Money from Bill and Melinda Gates will help beat Dengue fever in Australia

The University of Queensland (UQ) has won a grant of $100,000 grant from the Bill and Melinda Gates Foundation to fight dengue and other mosquito-borne diseases.

Professor Paul Young is one of 81 scientists to be awarded funds in the latest round of grants from the foundation, set up by the Microsoft founder and his wife.

The grant is part of round 2 of the 'Grand Challenges Explorations' which fosters creative health projects which promise to improve the health of people in the developing world.

This week the Gates Foundation announced that 81 new global health projects received Grand Challenges Explorations grants of which Professor Young's "An Altruistic Vaccine for Mosquito Transmitted Pathogens" was one.

The money comes at an opportune moment as north Queensland is experiencing it's worse outbreak of dengue in 50 years with over 900 people infected.
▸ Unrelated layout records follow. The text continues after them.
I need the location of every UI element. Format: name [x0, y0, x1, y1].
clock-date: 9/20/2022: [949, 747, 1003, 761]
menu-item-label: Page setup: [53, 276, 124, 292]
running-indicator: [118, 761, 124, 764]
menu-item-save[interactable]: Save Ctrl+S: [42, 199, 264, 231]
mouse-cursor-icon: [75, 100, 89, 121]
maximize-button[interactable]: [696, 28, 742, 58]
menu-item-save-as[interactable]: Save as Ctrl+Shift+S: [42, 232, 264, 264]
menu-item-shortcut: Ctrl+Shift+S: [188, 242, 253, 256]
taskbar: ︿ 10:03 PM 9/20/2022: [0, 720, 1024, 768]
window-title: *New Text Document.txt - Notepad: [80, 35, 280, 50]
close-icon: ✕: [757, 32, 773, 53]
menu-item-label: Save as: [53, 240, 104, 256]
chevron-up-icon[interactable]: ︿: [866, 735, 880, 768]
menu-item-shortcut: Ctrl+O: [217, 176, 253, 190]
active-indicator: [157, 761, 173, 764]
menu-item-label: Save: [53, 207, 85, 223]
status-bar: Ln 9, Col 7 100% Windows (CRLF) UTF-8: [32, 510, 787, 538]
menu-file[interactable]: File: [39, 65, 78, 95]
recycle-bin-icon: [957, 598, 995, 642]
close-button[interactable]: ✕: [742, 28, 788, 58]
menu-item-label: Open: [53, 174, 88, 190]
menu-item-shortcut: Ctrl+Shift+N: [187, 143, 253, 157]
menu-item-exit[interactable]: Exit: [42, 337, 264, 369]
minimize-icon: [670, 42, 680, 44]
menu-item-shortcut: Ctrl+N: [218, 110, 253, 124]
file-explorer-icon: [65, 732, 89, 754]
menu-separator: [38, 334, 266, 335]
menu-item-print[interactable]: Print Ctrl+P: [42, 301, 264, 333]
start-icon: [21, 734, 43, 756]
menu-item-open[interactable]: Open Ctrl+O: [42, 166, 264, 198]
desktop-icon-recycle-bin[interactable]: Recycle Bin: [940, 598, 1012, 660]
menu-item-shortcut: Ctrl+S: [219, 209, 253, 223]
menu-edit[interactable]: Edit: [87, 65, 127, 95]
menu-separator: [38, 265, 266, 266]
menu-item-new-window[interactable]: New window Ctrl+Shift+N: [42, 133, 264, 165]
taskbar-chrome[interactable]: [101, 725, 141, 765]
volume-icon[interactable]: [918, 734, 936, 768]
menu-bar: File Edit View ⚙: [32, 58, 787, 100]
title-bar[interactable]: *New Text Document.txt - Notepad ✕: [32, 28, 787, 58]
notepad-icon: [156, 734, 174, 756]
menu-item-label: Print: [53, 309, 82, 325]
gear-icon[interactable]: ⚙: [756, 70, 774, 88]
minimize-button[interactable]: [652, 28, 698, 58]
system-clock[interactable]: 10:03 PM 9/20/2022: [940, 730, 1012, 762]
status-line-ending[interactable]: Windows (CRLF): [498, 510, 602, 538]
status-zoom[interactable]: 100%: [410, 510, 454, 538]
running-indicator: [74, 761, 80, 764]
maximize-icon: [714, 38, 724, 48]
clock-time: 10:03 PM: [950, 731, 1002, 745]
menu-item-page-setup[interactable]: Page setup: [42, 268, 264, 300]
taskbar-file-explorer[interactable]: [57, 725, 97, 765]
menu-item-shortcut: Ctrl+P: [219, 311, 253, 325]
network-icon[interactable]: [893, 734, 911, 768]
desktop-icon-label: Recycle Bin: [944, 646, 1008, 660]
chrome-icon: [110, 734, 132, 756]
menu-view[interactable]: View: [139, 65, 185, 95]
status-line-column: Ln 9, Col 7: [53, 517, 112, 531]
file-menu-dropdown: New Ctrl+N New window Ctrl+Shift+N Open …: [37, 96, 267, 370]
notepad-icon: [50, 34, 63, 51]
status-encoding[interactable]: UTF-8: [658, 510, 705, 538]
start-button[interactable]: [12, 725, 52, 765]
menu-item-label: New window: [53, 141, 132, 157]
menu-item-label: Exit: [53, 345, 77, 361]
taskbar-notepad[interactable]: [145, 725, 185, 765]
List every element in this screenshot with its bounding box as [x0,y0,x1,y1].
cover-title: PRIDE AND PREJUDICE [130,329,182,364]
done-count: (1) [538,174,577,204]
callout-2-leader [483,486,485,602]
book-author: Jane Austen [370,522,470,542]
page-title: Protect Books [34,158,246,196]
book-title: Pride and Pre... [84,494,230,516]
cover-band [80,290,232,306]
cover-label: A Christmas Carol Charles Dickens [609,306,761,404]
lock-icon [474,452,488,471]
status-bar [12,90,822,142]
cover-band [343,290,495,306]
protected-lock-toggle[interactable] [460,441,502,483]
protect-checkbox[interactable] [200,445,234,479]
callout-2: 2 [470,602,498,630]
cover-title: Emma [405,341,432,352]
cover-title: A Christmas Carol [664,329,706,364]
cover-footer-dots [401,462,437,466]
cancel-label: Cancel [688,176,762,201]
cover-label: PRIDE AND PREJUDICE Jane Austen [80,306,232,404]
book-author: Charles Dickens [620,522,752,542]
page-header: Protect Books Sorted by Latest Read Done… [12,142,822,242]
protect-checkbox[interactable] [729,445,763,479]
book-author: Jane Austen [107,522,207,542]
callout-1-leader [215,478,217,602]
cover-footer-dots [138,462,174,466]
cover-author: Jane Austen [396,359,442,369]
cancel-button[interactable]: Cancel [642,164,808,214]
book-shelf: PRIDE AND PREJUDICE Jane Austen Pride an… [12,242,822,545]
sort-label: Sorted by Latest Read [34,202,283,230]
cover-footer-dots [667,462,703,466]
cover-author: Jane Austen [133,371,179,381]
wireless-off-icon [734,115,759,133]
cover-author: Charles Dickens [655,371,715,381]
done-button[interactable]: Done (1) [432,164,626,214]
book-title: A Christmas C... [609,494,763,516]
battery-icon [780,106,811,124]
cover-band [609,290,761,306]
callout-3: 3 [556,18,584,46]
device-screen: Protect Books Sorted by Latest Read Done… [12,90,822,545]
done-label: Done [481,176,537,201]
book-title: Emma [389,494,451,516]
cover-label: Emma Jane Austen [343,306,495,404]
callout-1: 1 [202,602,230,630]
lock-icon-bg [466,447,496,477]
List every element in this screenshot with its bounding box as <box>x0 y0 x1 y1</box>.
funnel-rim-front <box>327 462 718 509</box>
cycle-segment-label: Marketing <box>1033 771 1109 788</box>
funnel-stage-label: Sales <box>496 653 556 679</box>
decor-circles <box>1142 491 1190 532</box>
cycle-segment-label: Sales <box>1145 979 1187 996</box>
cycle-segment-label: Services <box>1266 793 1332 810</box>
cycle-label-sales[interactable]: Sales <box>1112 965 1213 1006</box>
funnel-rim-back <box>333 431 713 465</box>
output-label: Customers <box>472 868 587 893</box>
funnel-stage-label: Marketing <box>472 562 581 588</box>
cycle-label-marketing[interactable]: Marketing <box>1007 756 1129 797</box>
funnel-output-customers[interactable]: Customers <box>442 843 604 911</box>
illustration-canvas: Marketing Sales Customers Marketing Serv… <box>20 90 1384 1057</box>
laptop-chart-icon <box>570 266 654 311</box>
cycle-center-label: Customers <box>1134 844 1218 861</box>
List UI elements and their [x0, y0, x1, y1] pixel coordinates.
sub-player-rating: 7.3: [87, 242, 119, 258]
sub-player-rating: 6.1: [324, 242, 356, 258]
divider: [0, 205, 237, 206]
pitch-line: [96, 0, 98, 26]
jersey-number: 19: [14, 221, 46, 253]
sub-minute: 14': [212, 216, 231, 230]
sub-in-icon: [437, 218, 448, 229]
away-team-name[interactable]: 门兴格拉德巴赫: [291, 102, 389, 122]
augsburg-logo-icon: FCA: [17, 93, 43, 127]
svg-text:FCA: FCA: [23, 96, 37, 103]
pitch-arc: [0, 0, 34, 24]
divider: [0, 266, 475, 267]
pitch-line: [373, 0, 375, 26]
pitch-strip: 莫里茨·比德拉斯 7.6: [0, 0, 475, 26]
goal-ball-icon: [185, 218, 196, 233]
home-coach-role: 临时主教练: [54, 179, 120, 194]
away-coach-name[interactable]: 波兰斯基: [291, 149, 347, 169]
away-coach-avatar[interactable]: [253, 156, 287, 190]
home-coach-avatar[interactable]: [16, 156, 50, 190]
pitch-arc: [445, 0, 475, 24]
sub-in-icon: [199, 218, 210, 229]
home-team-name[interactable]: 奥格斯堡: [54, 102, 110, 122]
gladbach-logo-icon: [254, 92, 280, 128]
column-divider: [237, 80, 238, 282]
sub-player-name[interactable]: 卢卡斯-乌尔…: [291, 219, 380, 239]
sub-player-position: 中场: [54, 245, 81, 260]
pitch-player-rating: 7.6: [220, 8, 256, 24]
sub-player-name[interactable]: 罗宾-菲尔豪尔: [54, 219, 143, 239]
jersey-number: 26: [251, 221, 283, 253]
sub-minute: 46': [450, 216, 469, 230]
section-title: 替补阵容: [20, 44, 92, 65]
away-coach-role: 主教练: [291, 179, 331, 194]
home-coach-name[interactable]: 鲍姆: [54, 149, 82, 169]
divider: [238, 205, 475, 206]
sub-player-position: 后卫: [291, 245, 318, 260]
Professor Young says dengue is a problem which affects millions around the world and mosquito transmitted pathogens such as dengue and malaria are a significant disease burden on the world's population.

His aim is to develop a novel vaccine approach that is based on blocking mosquito transmission of these disease agents rather than inducing pathogen-specific immunity.

Professor Young says while vaccines have been a cornerstone of global health campaigns to provide protection against infectious diseases, the discovery of new vaccines is a long and costly process of trial and error, with an uneven record of success.

He believes the proliferation of novel antigens, adjuvants, and formulations require new methods to more reliably select those entities that will elicit protective immune responses in humans and says the world needs new ways to protect against infectious diseases that do not resemble traditional vaccines.

Traditional vaccines are dependent upon the limitations of the human immune system and such dependence, says Dr Young, places a fundamental restriction on the solutions developed against infectious diseases such as HIV, malaria, TB, diarrhea, and pneumonia.

He says new ways are needed of pushing past these obstacles to expand the range of health interventions that protect against infectious diseases.

Professor Young says they are aiming for generic approaches to identify effective antigens, novel methods, or agents to generate an immune response and these may include unconventional approaches which harness the immune response, create an artificial immune response, block pathogen transmission, or shift the underlying epidemiology to protect against infection and disease.

Professor Young says these may be "off the beaten track," significantly radical in conception, and daring!